For surrounding skin discomfort during a cryotherapy course, we recommend Doctor Hoy’s Natural Pain Relief Gel applied to the perimeter of the lesion (not into the wart itself) — it reduces post‑freeze tenderness without the cooling agents in Biofreeze that can interfere with wound healing. To off‑load weight pressure during treatment and prevent autoinoculation from gait compensation, we recommend a structured insole like PowerStep Pinnacle Maxx. For the salicylic acid pathway, Mediplast 40% pads are our preferred OTC option because they deliver acid through occlusion at a controlled dose. (Affiliate disclosure: We may earn a small commission on Amazon links — it does not change the price you pay or our clinical recommendation.)

In-office cryotherapy liquid nitrogen treatment for plantar wart Howell MI

Plantar Warts in Diabetics — A Different Game

Plantar wart treatment in a diabetic foot is fundamentally different from treatment in a healthy adult. Salicylic acid, cantharidin, and aggressive cryotherapy can all cause ulceration in a diabetic with neuropathy or peripheral arterial disease, and a wart‑treatment ulcer can become a limb‑threatening infection in days. In our clinic, we never start a diabetic patient on home wart treatment. Cryotherapy, if used, is gentle and limited; salicylic acid is contraindicated in patients with poor sensation or reduced perfusion.

The mistake we see most often: a diabetic patient buys an OTC freeze kit, follows the directions, develops a small blister, ignores it because they cannot feel it, and presents three weeks later with a 2 cm ulcer down to subcutaneous fat with surrounding cellulitis. If you are diabetic and have a plantar wart, do not treat it at home — full stop.

Warning Signs — When to See a Podiatrist

  • The lesion has been present for more than 2 months despite OTC treatment.
  • Bleeding spontaneously or weeping clear/yellow fluid.
  • Black or brown pigmentation within or around the lesion (rule out melanoma — ABCDE).
  • Adult onset over age 50 with no clear exposure source — biopsy to rule out verrucous carcinoma.
  • Spreading to multiple sites or a mosaic pattern covering more than 1 cm².
  • Diabetes, peripheral neuropathy, or peripheral arterial disease — never self‑treat.
  • Immunocompromised (chemotherapy, HIV, transplant, biologics) — refractory warts need clinical management.

The Most Common Mistake Patients Make

The most common mistake we see in our clinic is treating a callus or corn as a wart, or treating a wart as a callus, for months before seeking diagnosis.

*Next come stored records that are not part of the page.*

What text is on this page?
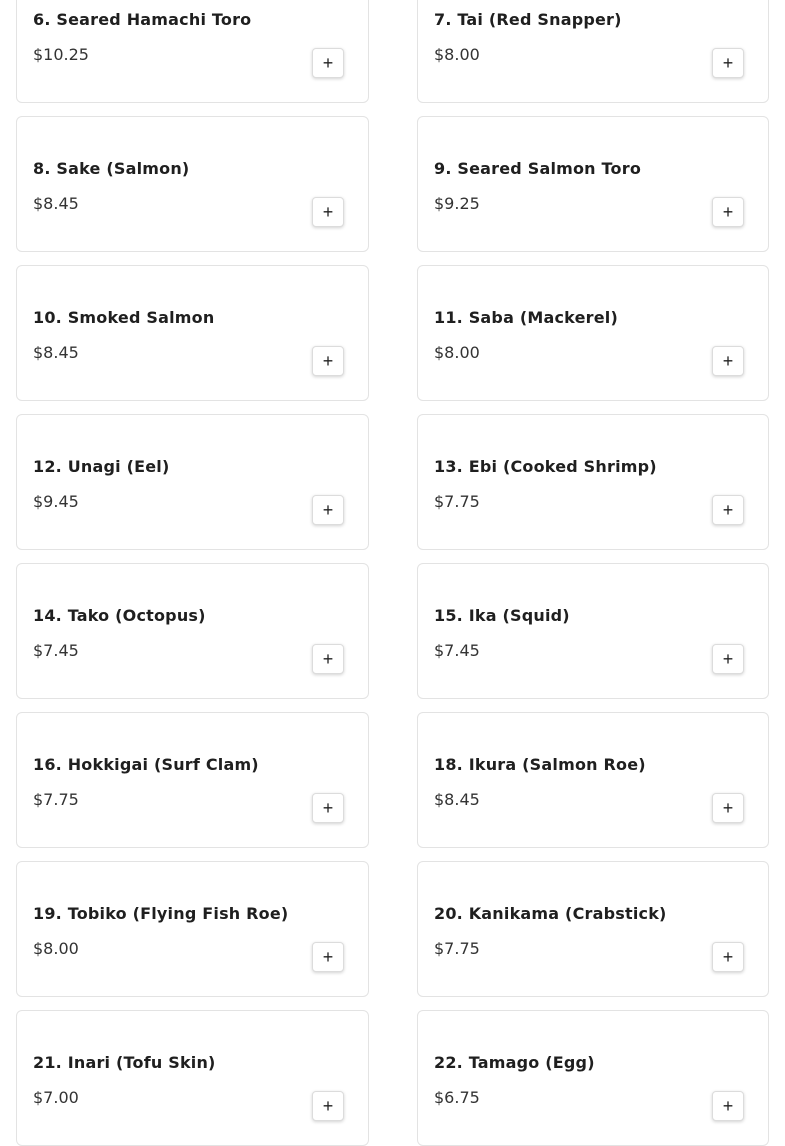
6. Seared Hamachi Toro
$10.25	+
7. Tai (Red Snapper)
$8.00	+
8. Sake (Salmon)
$8.45	+
9. Seared Salmon Toro
$9.25	+
10. Smoked Salmon
$8.45	+
11. Saba (Mackerel)
$8.00	+
12. Unagi (Eel)
$9.45	+
13. Ebi (Cooked Shrimp)
$7.75	+
14. Tako (Octopus)
$7.45	+
15. Ika (Squid)
$7.45	+
16. Hokkigai (Surf Clam)
$7.75	+
18. Ikura (Salmon Roe)
$8.45	+
19. Tobiko (Flying Fish Roe)
$8.00	+
20. Kanikama (Crabstick)
$7.75	+
21. Inari (Tofu Skin)
$7.00	+
22. Tamago (Egg)
$6.75	+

Patients with calluses buy OTC freeze kits and burn perfectly normal skin; patients with warts shave them down with a callus shaver and inadvertently autoinoculate the virus into the bloody pumice surface, seeding new satellite warts within weeks. The second most common mistake is quitting salicylic acid at week 3 because “it’s not working” — the literature shows 70% of responders need 6–12 weeks of consistent daily application.

The third mistake — and the most dangerous — is treating a stubborn “wart” in an adult over 50 for years without a biopsy. Verrucous carcinoma is a slow‑growing squamous cell variant that looks exactly like a refractory plantar wart for 5–10 years before being diagnosed. Any wart in an adult that has not cleared with two correctly delivered treatment courses gets biopsied, every time, no exceptions.

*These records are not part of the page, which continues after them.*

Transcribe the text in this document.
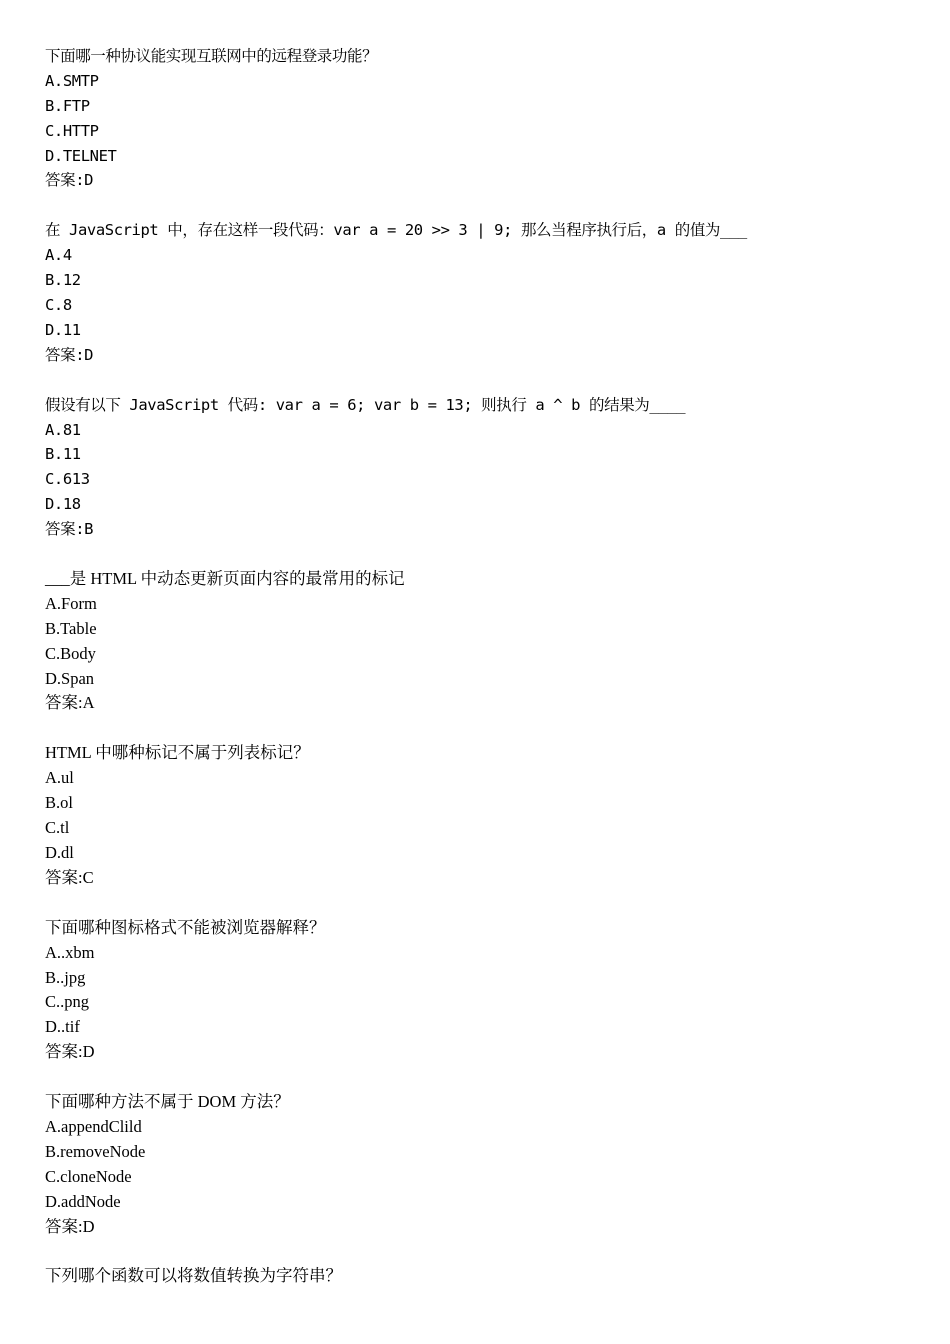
下面哪一种协议能实现互联网中的远程登录功能？
A.SMTP
B.FTP
C.HTTP
D.TELNET
答案:D
在 JavaScript 中，存在这样一段代码：var a = 20 >> 3 | 9; 那么当程序执行后，a 的值为___
A.4
B.12
C.8
D.11
答案:D
假设有以下 JavaScript 代码: var a = 6; var b = 13; 则执行 a ^ b 的结果为____
A.81
B.11
C.613
D.18
答案:B
___是 HTML 中动态更新页面内容的最常用的标记
A.Form
B.Table
C.Body
D.Span
答案:A
HTML 中哪种标记不属于列表标记？
A.ul
B.ol
C.tl
D.dl
答案:C
下面哪种图标格式不能被浏览器解释？
A..xbm
B..jpg
C..png
D..tif
答案:D
下面哪种方法不属于 DOM 方法？
A.appendClild
B.removeNode
C.cloneNode
D.addNode
答案:D
下列哪个函数可以将数值转换为字符串？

Prevention — How to Stop Warts Coming Back

Plantar warts come back because the HPV that caused them is still on your pool deck, in your gym shower, on your wrestling mat, or on your child’s flip‑flops. The recurrence rate after successful treatment is 30–50% within five years if exposure habits do not change. Prevention is largely behavioral — break the chain of contact, keep the skin barrier intact, and treat athlete’s foot aggressively because cracked tinea skin is the single most common entry point we see in our clinic.

  • Wear shower sandals in pool decks, locker rooms, hotel showers, gym showers.
  • Treat athlete’s foot promptly with terbinafine cream (broken skin = HPV entry portal).
  • Do not share footwear, socks, towels, or pumice stones.
  • Manage hyperhidrosis — dry feet thoroughly, change socks midday if needed, use clinical antiperspirant on soles.
  • Cover existing warts with waterproof tape during pool, gym, or shower use.
  • Avoid skin picking — autoinoculation spreads warts to fingers, knees, other foot.
  • Disinfect bath mats and shower surfaces with bleach solution if a household member has warts.
  • Do not aggressively shave calluses — micro‑trauma creates HPV entry points.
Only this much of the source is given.